According to Johnson's staff, he was awake during the ambulance ride. A statement said that the operation was successful and that Johnson was "recovering without complication" at George Washington University Hospital. If Johnson were incapacitated, the Democrats could lose their newly won control of the Senate.
"His ability to recover will depend on which side of the brain was affected by the hemorrhage and the AVM" commented neurologist Michael A. Williams, M.D., of Johns Hopkins in Baltimore.
"If it's on the left side, then which part of the left side," he added. "His ability to communicate may be more likely to be affected if the left side was involved and if that's the side of his brain where he has language function."
In an email reply to a request for comment, Dr. Williams, not involved in Johnson's care, said, "AVMs are often silent, asymptomatic, and therefore undiagnosed until a hemorrhage occurs, or some other symptom occurs that results in the person getting a CT or MRI scan of the brain that reveals the lesion."
Arteriovenous malformations are congenital vascular abnormalities, and are so called because they consistent of tangles of abnormally connected vessels, with fistulas rather than capillaries forming arterial-to-venous connections, resulting in overly rapid blood flow that does not allow for proper oxygenation of tissues.
The abnormal vessels are also subject to leakage and rupture, and can lead to intracranial bleeding that can vary in severity according to where the defect occurs.

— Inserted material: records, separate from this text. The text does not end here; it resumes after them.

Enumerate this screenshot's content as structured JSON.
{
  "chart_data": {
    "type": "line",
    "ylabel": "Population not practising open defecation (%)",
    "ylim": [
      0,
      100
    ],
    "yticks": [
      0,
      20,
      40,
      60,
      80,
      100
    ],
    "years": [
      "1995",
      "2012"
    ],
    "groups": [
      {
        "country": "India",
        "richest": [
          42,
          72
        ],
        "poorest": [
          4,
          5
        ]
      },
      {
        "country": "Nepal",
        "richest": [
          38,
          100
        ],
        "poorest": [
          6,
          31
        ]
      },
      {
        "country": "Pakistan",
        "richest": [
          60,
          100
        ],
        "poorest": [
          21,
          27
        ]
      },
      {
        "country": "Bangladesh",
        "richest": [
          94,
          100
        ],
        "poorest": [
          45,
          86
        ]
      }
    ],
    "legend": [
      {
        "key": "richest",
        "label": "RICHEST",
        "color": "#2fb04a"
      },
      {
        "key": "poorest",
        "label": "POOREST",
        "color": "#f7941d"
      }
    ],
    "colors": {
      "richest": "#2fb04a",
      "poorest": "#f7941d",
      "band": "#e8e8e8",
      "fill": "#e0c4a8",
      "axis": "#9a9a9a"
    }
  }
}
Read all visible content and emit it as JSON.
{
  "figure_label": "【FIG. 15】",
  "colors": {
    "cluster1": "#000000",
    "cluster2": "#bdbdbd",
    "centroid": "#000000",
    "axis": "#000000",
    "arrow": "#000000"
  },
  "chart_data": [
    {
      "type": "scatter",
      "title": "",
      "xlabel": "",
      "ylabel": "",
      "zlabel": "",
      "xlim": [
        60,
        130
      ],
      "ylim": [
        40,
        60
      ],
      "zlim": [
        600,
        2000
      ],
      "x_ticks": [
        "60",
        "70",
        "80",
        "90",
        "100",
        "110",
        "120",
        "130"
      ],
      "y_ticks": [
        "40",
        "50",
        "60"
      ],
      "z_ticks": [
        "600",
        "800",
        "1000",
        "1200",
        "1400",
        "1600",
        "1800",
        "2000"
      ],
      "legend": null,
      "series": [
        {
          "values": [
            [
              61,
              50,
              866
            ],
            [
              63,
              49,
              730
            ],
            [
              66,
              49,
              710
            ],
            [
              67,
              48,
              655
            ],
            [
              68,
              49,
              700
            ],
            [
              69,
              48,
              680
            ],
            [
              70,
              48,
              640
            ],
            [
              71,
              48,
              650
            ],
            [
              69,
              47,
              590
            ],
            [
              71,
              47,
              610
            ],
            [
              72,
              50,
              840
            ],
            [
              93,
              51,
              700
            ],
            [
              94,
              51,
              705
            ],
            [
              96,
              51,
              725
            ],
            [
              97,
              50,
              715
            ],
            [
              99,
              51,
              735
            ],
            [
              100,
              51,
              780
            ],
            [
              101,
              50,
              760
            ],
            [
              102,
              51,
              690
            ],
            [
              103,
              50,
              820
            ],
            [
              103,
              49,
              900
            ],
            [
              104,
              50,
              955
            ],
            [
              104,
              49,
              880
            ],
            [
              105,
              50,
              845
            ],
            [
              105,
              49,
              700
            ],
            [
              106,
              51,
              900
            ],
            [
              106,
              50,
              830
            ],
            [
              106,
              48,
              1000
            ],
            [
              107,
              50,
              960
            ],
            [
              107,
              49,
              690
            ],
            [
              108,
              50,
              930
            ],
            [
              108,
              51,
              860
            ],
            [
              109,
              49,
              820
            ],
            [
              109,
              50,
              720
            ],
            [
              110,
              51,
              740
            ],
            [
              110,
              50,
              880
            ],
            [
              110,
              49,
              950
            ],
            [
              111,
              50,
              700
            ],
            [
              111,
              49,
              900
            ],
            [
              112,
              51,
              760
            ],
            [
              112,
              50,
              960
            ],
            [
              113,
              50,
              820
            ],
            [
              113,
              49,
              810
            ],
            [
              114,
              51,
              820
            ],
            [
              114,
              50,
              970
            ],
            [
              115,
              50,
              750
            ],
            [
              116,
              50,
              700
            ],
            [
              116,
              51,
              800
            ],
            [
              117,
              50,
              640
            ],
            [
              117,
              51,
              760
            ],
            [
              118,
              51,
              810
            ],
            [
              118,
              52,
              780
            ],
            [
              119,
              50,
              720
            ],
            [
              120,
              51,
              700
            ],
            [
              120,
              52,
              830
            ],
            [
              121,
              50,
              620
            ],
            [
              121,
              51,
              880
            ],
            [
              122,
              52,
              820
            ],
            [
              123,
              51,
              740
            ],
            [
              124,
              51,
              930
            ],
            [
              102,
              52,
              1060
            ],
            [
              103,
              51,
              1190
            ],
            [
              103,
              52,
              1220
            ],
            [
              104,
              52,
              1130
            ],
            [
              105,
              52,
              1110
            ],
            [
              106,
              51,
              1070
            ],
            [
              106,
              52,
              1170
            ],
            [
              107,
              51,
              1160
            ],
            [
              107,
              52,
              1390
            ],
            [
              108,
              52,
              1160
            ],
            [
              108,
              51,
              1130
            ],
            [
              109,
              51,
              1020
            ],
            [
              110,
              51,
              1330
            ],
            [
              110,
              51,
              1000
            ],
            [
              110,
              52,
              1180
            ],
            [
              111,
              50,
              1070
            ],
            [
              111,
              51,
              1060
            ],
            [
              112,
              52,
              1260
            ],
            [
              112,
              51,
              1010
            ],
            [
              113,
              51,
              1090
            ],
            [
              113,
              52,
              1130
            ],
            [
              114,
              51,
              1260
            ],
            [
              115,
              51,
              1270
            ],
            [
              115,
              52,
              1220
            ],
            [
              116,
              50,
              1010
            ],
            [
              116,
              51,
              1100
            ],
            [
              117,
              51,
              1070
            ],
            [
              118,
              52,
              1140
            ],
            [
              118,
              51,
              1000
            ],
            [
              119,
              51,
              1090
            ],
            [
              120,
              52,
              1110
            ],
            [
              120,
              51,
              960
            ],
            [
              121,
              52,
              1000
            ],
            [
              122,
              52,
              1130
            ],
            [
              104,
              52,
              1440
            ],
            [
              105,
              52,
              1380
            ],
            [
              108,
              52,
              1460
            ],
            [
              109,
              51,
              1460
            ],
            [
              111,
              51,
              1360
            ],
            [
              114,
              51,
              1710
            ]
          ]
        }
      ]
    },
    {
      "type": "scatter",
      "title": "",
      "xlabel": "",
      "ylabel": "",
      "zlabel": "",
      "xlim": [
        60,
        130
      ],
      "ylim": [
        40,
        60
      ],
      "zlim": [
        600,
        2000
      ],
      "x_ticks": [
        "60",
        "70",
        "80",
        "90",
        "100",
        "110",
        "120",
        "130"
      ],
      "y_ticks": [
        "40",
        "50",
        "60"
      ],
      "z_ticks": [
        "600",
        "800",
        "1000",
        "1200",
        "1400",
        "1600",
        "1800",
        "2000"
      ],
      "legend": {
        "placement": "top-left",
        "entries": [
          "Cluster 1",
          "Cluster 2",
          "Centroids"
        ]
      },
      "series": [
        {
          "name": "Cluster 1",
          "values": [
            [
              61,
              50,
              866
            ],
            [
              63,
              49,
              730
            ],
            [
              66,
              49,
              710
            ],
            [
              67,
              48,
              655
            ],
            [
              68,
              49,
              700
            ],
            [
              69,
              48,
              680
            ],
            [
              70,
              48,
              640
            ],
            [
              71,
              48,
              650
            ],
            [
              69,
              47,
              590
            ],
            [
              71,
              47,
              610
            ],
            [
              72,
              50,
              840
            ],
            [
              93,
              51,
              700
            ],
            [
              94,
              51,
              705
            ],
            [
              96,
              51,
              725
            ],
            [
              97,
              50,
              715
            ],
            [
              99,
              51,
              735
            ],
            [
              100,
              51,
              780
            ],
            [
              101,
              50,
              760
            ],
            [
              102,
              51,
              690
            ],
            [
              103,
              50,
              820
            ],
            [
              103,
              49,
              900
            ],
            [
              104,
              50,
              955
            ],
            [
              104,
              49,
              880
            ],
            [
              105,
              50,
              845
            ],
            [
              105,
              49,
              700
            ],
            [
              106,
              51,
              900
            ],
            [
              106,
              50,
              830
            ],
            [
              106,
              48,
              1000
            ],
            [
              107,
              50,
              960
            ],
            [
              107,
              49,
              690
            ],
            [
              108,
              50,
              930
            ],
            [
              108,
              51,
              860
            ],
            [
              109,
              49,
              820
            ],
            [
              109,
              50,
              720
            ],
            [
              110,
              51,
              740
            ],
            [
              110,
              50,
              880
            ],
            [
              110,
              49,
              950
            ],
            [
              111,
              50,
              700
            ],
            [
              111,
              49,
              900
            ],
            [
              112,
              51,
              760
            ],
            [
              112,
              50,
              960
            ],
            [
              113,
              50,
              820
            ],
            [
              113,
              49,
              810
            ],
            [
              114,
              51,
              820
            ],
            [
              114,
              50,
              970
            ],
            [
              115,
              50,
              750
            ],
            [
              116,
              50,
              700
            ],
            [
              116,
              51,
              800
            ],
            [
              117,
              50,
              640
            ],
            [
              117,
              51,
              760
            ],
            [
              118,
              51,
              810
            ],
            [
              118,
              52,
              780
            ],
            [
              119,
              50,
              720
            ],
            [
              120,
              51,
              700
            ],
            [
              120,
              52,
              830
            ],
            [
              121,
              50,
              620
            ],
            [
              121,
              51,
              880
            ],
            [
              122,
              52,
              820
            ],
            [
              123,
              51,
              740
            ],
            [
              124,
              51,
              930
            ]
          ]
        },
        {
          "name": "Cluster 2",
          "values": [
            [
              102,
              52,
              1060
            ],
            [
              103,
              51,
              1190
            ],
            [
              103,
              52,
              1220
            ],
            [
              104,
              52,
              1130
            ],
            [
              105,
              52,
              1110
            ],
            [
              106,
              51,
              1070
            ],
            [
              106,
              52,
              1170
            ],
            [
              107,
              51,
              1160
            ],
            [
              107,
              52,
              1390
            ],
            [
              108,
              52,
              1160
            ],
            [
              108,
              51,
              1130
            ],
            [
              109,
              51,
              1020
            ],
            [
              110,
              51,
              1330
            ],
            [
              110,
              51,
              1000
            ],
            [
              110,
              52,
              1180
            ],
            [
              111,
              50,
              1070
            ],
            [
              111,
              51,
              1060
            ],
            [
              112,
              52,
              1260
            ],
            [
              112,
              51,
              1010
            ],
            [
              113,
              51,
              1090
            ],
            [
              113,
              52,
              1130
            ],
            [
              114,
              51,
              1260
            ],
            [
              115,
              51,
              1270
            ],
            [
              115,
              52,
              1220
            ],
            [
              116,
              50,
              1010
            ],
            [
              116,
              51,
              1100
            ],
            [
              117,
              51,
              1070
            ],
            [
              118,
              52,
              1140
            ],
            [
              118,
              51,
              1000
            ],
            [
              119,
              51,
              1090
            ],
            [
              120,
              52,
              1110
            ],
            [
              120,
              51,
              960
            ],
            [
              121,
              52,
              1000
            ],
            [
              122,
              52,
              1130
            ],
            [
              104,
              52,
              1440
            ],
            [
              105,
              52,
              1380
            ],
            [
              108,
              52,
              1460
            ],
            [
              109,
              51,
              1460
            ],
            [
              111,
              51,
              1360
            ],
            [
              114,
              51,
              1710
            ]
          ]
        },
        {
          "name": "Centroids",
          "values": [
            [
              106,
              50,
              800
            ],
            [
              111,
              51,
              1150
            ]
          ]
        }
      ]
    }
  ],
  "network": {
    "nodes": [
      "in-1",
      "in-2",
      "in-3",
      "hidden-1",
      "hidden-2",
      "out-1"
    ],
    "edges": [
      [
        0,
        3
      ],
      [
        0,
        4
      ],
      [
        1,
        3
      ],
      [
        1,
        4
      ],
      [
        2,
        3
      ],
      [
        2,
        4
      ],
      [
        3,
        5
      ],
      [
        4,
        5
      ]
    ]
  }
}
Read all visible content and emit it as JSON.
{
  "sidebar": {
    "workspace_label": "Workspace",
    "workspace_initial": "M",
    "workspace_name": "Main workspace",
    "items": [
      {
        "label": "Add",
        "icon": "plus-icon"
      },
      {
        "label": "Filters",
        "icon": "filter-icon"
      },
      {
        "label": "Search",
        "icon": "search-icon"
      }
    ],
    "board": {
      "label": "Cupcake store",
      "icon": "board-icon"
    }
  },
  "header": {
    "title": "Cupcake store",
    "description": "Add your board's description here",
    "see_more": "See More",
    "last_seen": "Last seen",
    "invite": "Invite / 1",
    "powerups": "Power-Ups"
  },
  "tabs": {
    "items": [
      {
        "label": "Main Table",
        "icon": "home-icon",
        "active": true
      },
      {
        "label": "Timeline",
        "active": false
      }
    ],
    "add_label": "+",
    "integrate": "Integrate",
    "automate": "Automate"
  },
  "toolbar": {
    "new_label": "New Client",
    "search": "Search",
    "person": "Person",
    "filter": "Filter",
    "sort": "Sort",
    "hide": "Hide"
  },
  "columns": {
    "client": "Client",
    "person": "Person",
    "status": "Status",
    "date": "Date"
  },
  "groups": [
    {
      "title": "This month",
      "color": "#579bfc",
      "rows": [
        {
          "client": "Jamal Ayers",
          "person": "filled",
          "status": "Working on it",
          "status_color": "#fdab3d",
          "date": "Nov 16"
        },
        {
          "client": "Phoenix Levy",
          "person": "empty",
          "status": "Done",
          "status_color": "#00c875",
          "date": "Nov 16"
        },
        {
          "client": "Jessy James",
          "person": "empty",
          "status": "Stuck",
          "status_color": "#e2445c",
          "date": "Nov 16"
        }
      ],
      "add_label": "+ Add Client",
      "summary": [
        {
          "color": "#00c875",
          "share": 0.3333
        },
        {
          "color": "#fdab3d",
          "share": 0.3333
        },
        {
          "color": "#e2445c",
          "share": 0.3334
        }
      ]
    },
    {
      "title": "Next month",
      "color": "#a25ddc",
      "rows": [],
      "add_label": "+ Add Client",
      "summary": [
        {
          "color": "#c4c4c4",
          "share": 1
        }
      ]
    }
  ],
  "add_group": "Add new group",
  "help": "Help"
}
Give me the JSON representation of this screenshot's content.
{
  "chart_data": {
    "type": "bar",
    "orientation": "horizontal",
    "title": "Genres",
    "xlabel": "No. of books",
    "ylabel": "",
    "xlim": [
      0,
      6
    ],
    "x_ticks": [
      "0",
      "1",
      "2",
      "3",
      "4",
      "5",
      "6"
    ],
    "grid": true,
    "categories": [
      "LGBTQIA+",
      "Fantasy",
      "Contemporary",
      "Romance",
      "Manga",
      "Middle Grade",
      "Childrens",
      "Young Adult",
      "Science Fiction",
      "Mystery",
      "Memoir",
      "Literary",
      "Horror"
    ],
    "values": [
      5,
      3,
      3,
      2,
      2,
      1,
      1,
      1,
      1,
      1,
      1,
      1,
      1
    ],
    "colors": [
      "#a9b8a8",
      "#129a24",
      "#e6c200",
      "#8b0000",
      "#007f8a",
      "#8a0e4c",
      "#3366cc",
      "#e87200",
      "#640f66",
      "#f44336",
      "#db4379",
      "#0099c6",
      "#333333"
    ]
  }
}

AVMs are estimated to occur in the brain or spinal cord of about 300,000 Americans. Most of the abnormalities are asymptomatic, however, and are discovered only incidentally (for example, on autopsy or during surgery for a non-related condition), according to the National Institute of Neurological Disorders and Stroke (NINDS).
But in about 12% of people who have them, AVMs can cause symptoms that vary in severity according to the location of the defect, and may include ataxia, apraxia, dizziness, visual disturbances, including loss of visual field or an inability to control eye movements, papilledema (edema of the optic disk), aphasia, paresthesias, memory deficits, confusion, hallucinations, or dementia.
Each year, approximately 2% to 4% of neurological AVMs rupture or hemorrhage. The hemorrhages may be microscopic and cause only minor, limited damage, or could cause a massive disabling or fatal hemorrhagic stroke. The NINDS notes that approximately 2% of all hemorrhagic strokes reported annually arise from AVMs.
AVMs by their sheer mass may also compress surrounding brain structures or nerves, and can constrict the flow of cerebrospinal fluid by distorting or obscuring ventricles in the brain.
The lesions may form nearly anywhere in the CNS. In the brain, they often arise from vessels in the dura mater or pia mater. The etiology is unknown, but they are believed to form during embryonic or fetal development, according to the NINDS.